Originally posted by: BoomerD
So Professional John, are you saying it was OK for them to be exempted from this when it was lobbied for by Abrahamoff, but NOT ok now?
http://www.usatoday.com/news/washington/2005-05-06-abramoff-bush_x.htm
"In President Bush's first 10 months, GOP fundraiser Jack Abramoff and his lobbying team logged nearly 200 contacts with the new administration as they pressed for friendly hires at federal agencies and sought to keep the Northern Mariana Islands exempt from the minimum wage and other laws, records show.
The meetings between Abramoff's lobbying team and the administration ranged from Attorney General John Ashcroft to policy advisers in Vice President Dick Cheney's office, according to his lobbying firm billing records.
Abramoff, a $100,000-plus fundraiser for Bush, is now under criminal investigation for some of his lobbying work. His firm boasted its lobbying team helped revise a section of the Republican Party's 2000 platform to make it favorable to its island client.

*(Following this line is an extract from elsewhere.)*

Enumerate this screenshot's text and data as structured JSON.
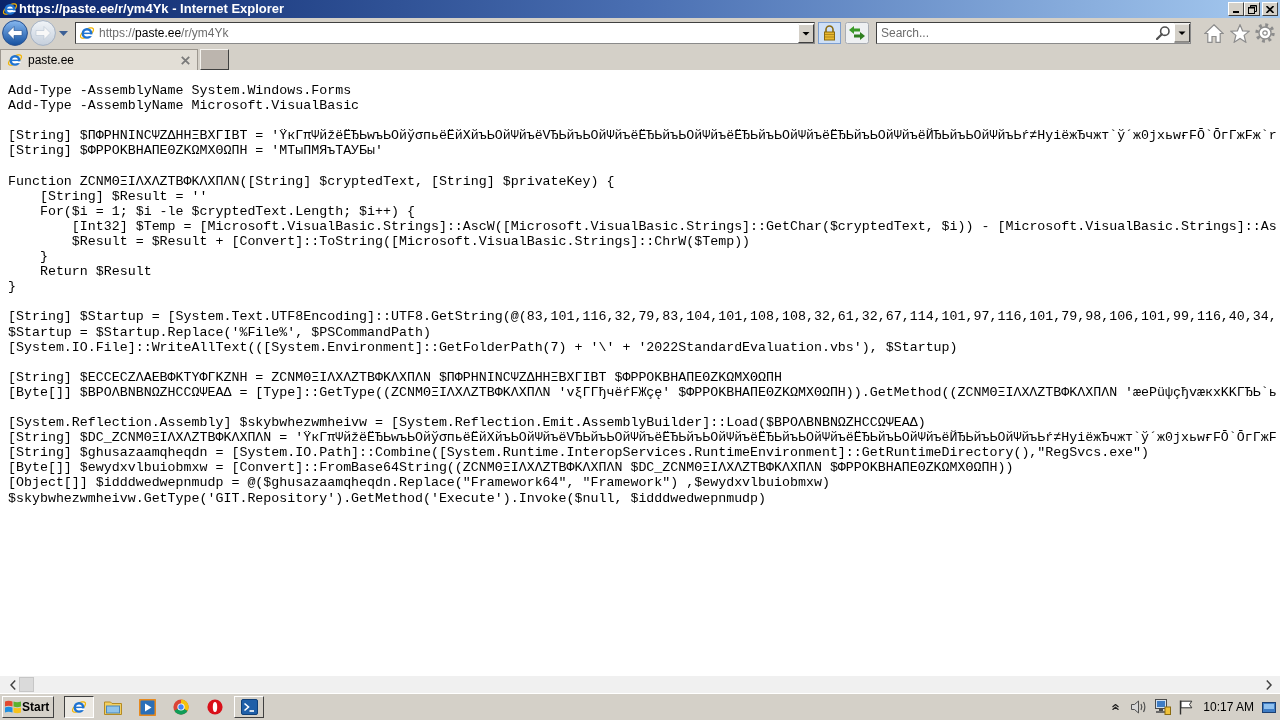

In addition, two of Abramoff's lobbying colleagues on the Marianas won political appointments inside federal agencies.
"Our standing with the new administration promises to be solid as several friends of the CNMI (islands) will soon be taking high-ranking positions in the Administration, including within the Interior Department," Abramoff wrote in a January 2001 letter in which he persuaded the island government to follow him as a client to his new lobbying firm, Greenberg Traurig.
The reception Abramoff's team received from the Bush administration was in stark contrast to the chilly relations of the Clinton years. Abramoff, then at the Preston Gates firm, scored few meetings with Clinton aides and the lobbyist and the islands vehemently opposed White House attempts to extend U.S. labor laws to the territory's clothing factories.
The records from Abramoff's firm, obtained by The Associated Press from the Marianas under an open records request, chronicle Abramoff's careful cultivation of relations with Bush's political team as far back as 1997."
"The Marianas' lobbying paid off ? it fended off proposals in 2001 to extend the U.S. minimum wage to island workers and gained at least $2 million more in federal aid from the administration.
Abramoff's team bragged to the cash-strapped Marianas government that the taxpayer money would cover its lobbying bill: "We believe that this additional funding ? along with other funds we expect to secure by the end of the year ? will make clear to even our biggest critics that we pay for ourselves," Abramoff teammate Kevin Ring wrote in October 2001, copying in Abramoff."